Ayrıca, 04.04.1997 tarihinde imzalanan ve 09.12.2003 tarihinde 25311 sayılı Resmi Gazete'de yayımlanıp yürürlüğe giren ve iç hukukumuzun bir parçası haline gelen AVRUPA BİYOTIP SÖZLEŞMESİ 16.03.2004 tarihinde onaylanmış olup, sözleşmenin "Meslek Kurallarına Uyma" başlıklı 4. maddesinde, "araştırma dahil, sağlık alanında herhangi bir müdahalenin ilgili mesleki yükümlülükler ve standartlara uygun olarak yapılması gerekir." düzenlemesi karşısında, davacıya tıbbi müdahalede bulunulduğuna göre bu sözleşme hükümleri de esas alınarak uyuşmazlığın çözümü zorunludur.
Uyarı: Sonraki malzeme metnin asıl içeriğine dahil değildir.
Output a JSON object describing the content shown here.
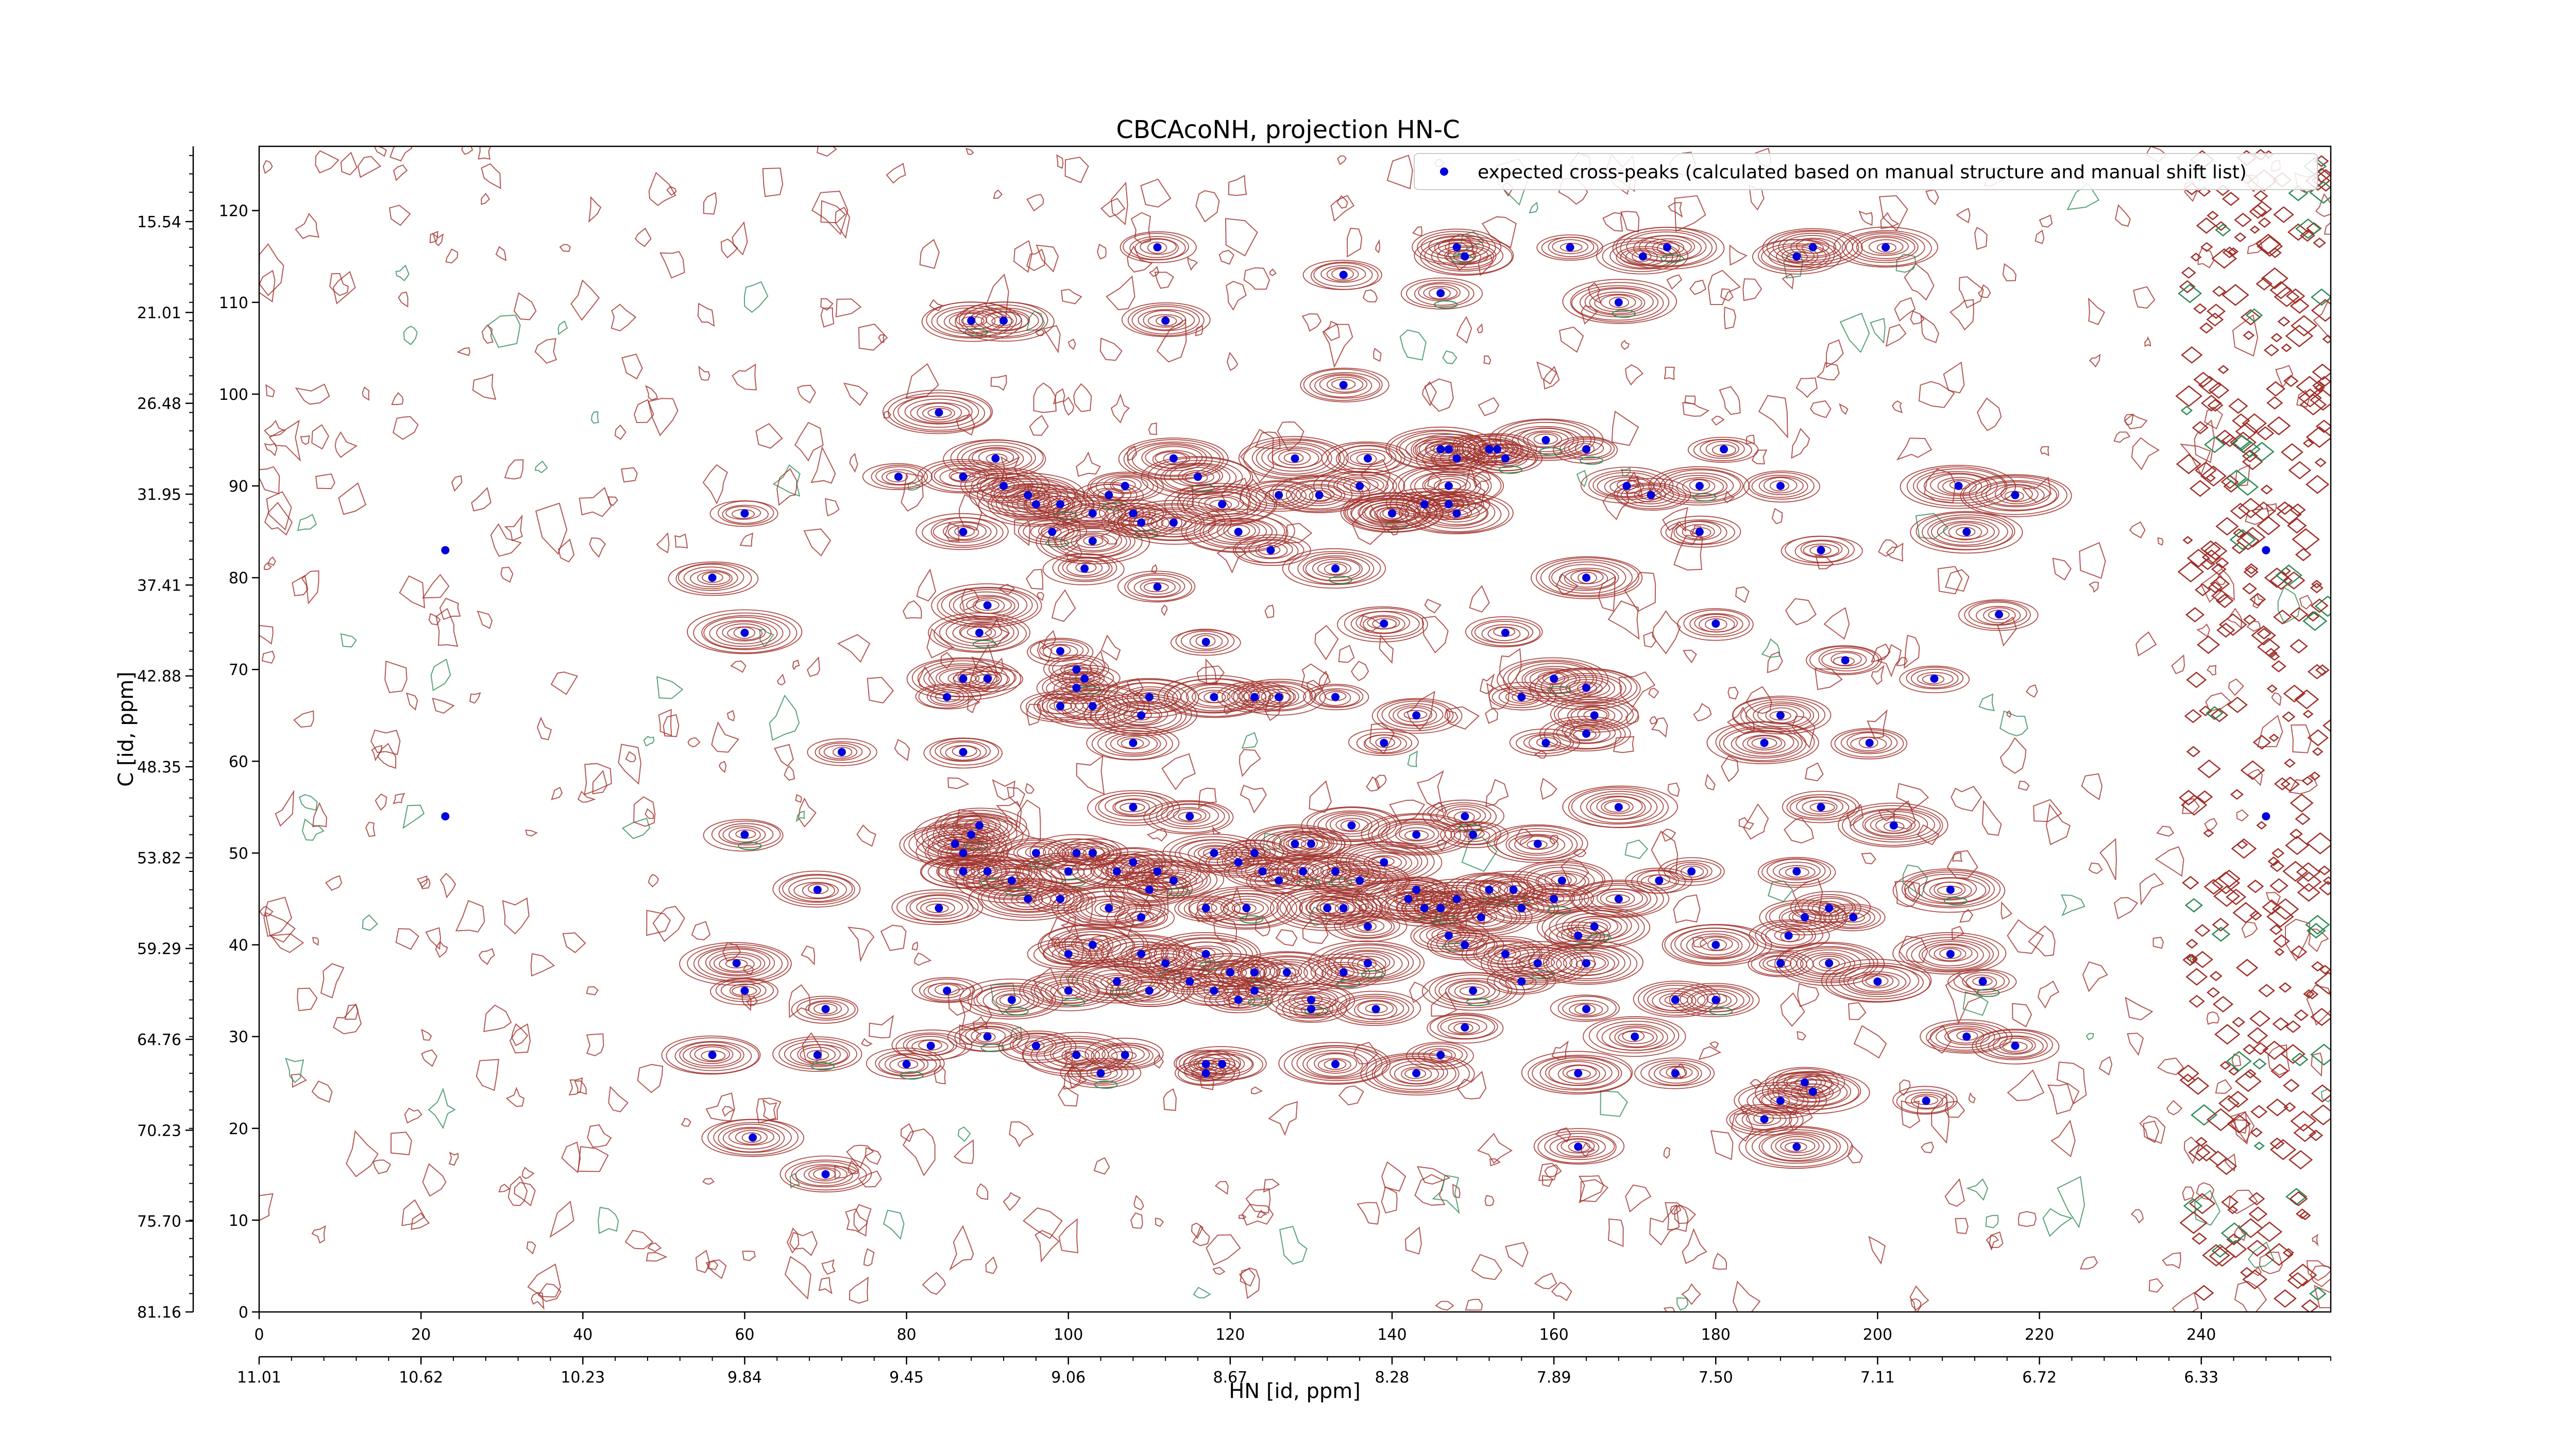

Sözleşmenin 4. maddesinde kastedilen standardın da, tıbbi standart olduğu tartışmasız olup, tıbbi standartlara aykırılık teşhis ya da tedavi aşamasında ya da müdahale sonrasındaki süreçte noksanlık ya da yanlışlık şeklinde gerçekleşebilir. "Tıbbi Standart" hekimin tedavinin amacına ulaşması için gerekli olan ve denenerek ispatlanmış bulunan, hekim tecrübesi ve doğa bilimlerinin o anki ulaştığı düzeyi ifade etmekte olup, denenmiş ve bilinen temel meslek kurallarıdır. Sözleşmenin eser niteliğindeki "estetik müdahalelerde" de uygulanacağının kabulü zorunludur.

Somut olayda davalının rinoplasti operasyonunun davacıya ait hastanede yapıldığı, ameliyat sonrası burunda eğrilik bulunması nedeniyle ikinci kez ameliyat edildiği bundan sonra koku alma şikayeti üzerine dava dışı başka bir doktor tarafından yeniden ameliyat edildiği, maddi masraflarının tahsili talebiyle hakem heyetine başvurduğu, bu başvurunun kabulüne karar verildiği, daha sonra hakem kararının mahkemece iptaline karar verildiği anlaşılmaktadır. Davacıya ait hastanede yapılan ilk operasyon estetik operasyon olup bu niteliği itibariyle eser sözleşmesi niteliğindedir.

Davalının ilk operasyon sonrasında iki kez operasyon geçirmesi eser sözleşmesi gereği sonuç taahhüdünün gerçekleşmediğini ortaya koymaktadır. Ancak yargılama sırasında alınan bilirkişi raporu hüküm kurmaya elverişli değildir. Zira heyette bulunan bilirkişiler KBB uzmanı ve hesap uzmanı olup dava konusu uyuşmazlık konusunda yeterli uzmanlığa sahip oldukları kabul edilemez.

Bu durumda mahkemece yapılacak iş; yapılan ameliyat ve işlemlerin niteliği gereği estetik operasyon olduğu dikkate alınarak, içerisinde Plastik, Rekonstrüktif ve Estetik Cerrahının da bulunduğu bir heyet oluşturularak alınacak raporun sonucuna göre davacının talebi hakkında karar verilmesi gerekirken, eksik inceleme ve yanlış değerlendirme ile karar verilmesi doğru olmamış, HMK'nın 363. maddesi gereğince Adalet Bakanlığı'nın kanun yararına temyiz isteminin kabulü ile kararın yukarıda belirtilen nedenlerle BOZULMASI gerekmiştir.

 

V. KARAR

Açıklanan sebeplerle;

Adalet Bakanlığının 6100 sayılı Kanun'un/HMK'nın 363/1 hükmüne dayalı kanun yararına temyiz isteminin kabulü ile kararın sonuca etkili olmamak üzere HMK'nın 363/2 hükmü gereğince KANUN YARARINA BOZULMASINA,

Dava dosyasının İlk Derece Mahkemesine, kararın bir örneğinin Adalet Bakanlığına gönderilmesine, 25.06.2025 tarihinde oy birliğiyle karar verildi.